Hmm... Sounds like they put the people's representatives are in-between a rock and a hard place.
Smells like, tastes like, extortion of the people's representatives...in my non-elitist opinion.
Whatever happened to antitrust laws...Whatever happened to truth in advertising laws? Whatever happened to political representatives that actually represented the people? ...Whatever happened to Mister Smith? ...I don't know much, I'm far from being a lawyer. I'm just asking as an American citizen, an actual person, It seems to me there is something that could be, should be done using laws that we have on the books...yet, I'm just a simple American citizen, who could never understand the complex workings, of any of what, seems to be a Mafioso type mentality, and a hostage type situation.
I would like to see it required that all legislators' votes on legislation be published on a monthly, if not weekly basis. By published, I mean in every newspaper and on every news station, and in every library in the country. A summary of each bill would be required also. I know there is a website or two that provide this information, but not everyone has a computer. Knowledge of what your legislator is doing to you should be as simple as possible to see and must become automatic for voters like checking the weather report.
Most would be shocked at what is being done to them by the people they voted into office. Elected officials need to be accountable to all constituents for how they vote. Most people don't have a clue as to what's being done to them once their representative gets into office.
I did not need a story to let me know that money corrupts politics. I consider that common knowledge.
I sometimes wonder how many people get into office for the first time with the true intention of doing something great for this country. Then get bought into a bill that makes them tons of money. It's all downhill from there.
"An amendment that would legalize the use of propaganda on American audiences was inserted into the defense authorization bill. The defense bill passed the House May 18."

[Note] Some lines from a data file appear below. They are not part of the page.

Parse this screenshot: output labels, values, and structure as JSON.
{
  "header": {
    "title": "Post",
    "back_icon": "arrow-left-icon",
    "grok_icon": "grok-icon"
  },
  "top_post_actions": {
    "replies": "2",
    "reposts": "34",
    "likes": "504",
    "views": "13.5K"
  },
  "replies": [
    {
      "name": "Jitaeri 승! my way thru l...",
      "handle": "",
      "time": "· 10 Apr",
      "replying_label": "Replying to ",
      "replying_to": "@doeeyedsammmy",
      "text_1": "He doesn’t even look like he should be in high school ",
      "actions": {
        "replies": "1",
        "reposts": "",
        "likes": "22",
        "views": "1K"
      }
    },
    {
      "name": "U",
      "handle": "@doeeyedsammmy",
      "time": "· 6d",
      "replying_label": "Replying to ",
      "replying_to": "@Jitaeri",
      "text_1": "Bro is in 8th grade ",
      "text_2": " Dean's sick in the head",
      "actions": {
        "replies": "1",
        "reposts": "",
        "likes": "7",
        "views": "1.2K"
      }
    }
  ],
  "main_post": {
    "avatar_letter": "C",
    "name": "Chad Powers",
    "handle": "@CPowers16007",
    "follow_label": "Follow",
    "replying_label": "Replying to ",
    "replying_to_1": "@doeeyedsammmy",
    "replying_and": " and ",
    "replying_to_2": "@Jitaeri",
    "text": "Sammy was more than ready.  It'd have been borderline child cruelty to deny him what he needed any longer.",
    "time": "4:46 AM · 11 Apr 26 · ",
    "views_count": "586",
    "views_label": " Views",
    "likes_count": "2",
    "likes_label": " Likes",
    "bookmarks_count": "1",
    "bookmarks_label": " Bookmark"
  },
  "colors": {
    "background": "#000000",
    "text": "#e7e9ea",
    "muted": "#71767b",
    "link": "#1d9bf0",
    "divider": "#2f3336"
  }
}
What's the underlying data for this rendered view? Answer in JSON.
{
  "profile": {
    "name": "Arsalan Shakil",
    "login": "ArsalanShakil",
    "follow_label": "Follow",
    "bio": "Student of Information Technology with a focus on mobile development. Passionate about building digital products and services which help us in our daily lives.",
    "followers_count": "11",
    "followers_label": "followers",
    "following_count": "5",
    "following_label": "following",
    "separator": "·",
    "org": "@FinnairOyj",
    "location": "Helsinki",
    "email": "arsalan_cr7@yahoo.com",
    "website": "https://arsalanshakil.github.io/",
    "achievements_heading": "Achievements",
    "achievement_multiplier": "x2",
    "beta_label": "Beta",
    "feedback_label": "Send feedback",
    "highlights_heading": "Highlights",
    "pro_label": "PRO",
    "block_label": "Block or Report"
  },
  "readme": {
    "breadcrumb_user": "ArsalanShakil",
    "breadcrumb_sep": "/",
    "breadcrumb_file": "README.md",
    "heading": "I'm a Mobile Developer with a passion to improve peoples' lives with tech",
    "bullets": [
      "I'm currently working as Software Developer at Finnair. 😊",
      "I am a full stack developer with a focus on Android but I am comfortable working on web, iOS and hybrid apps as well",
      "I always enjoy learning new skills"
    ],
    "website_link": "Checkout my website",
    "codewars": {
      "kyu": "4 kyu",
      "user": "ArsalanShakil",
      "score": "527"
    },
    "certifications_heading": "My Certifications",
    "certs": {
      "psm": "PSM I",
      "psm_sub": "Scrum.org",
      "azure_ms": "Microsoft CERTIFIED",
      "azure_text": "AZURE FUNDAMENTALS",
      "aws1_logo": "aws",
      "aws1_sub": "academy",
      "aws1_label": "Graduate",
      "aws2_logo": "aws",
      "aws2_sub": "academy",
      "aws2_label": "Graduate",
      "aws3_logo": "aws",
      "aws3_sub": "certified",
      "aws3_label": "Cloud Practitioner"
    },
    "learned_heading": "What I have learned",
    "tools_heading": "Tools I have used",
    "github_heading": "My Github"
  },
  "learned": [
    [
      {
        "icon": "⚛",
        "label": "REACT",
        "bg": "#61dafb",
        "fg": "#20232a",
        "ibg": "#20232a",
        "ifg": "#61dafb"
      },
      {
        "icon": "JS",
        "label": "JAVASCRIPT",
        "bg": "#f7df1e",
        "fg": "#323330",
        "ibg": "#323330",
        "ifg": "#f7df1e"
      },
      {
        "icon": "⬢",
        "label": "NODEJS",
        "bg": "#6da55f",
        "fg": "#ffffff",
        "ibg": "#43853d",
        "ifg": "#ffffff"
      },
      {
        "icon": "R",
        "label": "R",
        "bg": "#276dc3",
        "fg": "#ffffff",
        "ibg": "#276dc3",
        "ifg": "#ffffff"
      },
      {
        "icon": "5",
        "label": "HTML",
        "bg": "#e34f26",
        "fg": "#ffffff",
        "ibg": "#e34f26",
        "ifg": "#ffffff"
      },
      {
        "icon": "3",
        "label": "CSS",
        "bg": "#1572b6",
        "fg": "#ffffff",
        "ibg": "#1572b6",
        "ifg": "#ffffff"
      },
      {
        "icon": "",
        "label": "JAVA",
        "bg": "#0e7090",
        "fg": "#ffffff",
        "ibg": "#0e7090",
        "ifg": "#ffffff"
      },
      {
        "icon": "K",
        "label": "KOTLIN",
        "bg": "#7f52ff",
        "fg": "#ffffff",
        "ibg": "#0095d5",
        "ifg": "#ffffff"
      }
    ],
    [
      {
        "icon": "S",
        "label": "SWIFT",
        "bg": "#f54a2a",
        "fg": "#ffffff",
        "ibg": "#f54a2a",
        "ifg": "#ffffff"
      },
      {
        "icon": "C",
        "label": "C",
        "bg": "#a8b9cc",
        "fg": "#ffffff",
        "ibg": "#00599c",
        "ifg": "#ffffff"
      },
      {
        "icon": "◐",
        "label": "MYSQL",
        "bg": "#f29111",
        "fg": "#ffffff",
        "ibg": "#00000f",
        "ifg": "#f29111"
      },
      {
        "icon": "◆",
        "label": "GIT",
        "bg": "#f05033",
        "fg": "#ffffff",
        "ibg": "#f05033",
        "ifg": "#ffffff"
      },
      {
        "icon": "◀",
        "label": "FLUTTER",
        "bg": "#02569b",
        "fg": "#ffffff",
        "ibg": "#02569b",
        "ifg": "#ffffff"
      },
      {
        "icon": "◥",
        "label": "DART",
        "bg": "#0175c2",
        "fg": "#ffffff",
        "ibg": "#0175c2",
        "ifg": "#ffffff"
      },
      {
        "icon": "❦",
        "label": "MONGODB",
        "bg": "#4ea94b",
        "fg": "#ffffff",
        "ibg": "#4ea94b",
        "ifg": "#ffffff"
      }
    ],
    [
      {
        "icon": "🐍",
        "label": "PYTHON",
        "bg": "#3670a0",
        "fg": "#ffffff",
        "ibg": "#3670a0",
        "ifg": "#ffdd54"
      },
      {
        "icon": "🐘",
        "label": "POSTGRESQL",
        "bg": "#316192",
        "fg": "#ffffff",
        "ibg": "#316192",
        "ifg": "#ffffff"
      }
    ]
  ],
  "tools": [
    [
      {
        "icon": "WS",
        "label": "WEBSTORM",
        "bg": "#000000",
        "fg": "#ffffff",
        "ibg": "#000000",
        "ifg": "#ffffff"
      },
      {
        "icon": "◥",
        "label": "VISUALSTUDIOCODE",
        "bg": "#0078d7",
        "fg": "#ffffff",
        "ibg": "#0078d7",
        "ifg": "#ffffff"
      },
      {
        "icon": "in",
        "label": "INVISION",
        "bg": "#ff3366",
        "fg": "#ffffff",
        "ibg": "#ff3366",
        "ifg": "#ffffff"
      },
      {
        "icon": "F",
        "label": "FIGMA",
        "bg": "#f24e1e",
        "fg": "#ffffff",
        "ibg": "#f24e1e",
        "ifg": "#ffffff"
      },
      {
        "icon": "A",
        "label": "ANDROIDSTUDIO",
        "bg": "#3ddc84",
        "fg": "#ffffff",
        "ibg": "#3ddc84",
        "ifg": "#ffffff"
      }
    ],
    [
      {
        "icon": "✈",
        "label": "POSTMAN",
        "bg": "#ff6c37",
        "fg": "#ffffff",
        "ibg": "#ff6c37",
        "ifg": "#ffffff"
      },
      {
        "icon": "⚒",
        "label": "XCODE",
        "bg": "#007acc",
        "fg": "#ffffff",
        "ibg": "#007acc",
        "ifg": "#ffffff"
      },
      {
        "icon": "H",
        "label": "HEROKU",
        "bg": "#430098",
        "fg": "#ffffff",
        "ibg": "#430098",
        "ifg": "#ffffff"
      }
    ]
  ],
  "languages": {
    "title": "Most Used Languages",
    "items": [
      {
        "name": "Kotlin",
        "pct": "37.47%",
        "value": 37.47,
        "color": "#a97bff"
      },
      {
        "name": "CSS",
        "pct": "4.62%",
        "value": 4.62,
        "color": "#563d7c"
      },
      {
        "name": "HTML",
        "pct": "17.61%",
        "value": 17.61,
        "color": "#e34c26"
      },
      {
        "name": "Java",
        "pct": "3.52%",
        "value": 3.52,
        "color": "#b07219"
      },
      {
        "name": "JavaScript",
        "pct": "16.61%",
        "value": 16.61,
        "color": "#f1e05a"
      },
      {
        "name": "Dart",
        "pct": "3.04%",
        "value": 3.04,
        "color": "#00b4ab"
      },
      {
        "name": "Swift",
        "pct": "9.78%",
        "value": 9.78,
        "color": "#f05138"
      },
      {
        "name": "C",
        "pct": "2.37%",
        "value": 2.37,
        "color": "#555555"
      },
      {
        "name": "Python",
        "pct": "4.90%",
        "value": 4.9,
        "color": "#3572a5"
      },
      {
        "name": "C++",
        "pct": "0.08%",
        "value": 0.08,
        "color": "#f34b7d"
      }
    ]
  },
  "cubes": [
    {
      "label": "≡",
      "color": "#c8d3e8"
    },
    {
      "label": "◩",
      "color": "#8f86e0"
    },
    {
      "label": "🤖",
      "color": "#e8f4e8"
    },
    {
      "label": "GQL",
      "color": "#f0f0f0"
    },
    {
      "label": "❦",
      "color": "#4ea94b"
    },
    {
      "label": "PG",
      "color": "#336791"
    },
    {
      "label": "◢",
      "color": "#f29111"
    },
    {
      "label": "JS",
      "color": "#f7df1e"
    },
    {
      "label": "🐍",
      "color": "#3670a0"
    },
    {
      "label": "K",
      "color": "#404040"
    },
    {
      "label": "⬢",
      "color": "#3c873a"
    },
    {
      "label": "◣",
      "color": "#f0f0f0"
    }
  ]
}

I read your whole post but fail to see where or why "this Administration" would be interested in getting this passed. Further, the style smacks of GOP subversiveness, it got slipped in, just like the Gramm Leach Bliley Act did in 1999. Further still, only the GOP has ads that exaggerate well beyond truths. These Comment Boards are full of posts blaming Obama for Dubya acts or worse, not addressing the gross incompetence of the Party of NO GOP operatives in Congress. Carl Levin & Debbie Stabenow have done magnificent work to keep our Rights intact and to go after the type of crud that would want to suppress our Freedom. Democrats didn't lobby the SCOTUS to call entities "people" and give them the same Rights. The enemy is obvious and it seems to have served YOU enough Kool Aid so that you became drunk on delusional propaganda.
May no GOP encumbent retain Office this Fall. May we know your lobbies and vanquish them from American Soil. I am not a card-carrying Democrat, but I respect good ethics and character.
"I sometimes wonder how many people get into office for the first time with the true intention of doing something great for this country. Then get bought into a bill that makes them tons of money. It's all downhill from there."
This is why it's critical to vote out the entire GOP encumbents. There are few Democrats left and the Tea Party is validated proof of that corruption assimilation. Time for REAL CHANGE whether crooks are ready or not.
their seems to be a disconect between what is best for we the people and wat is the best for corp.profit..greedy congress goes with the money everytime.selling out the American families.you wonder why the president leans toward socialism type programs?read his income statements when the guy was in congress .and tell me unfit mitt has a better trac record .the choice is nov.comes down to a president who will seve American families.or a president who will serve American corporations and let the people be dammed.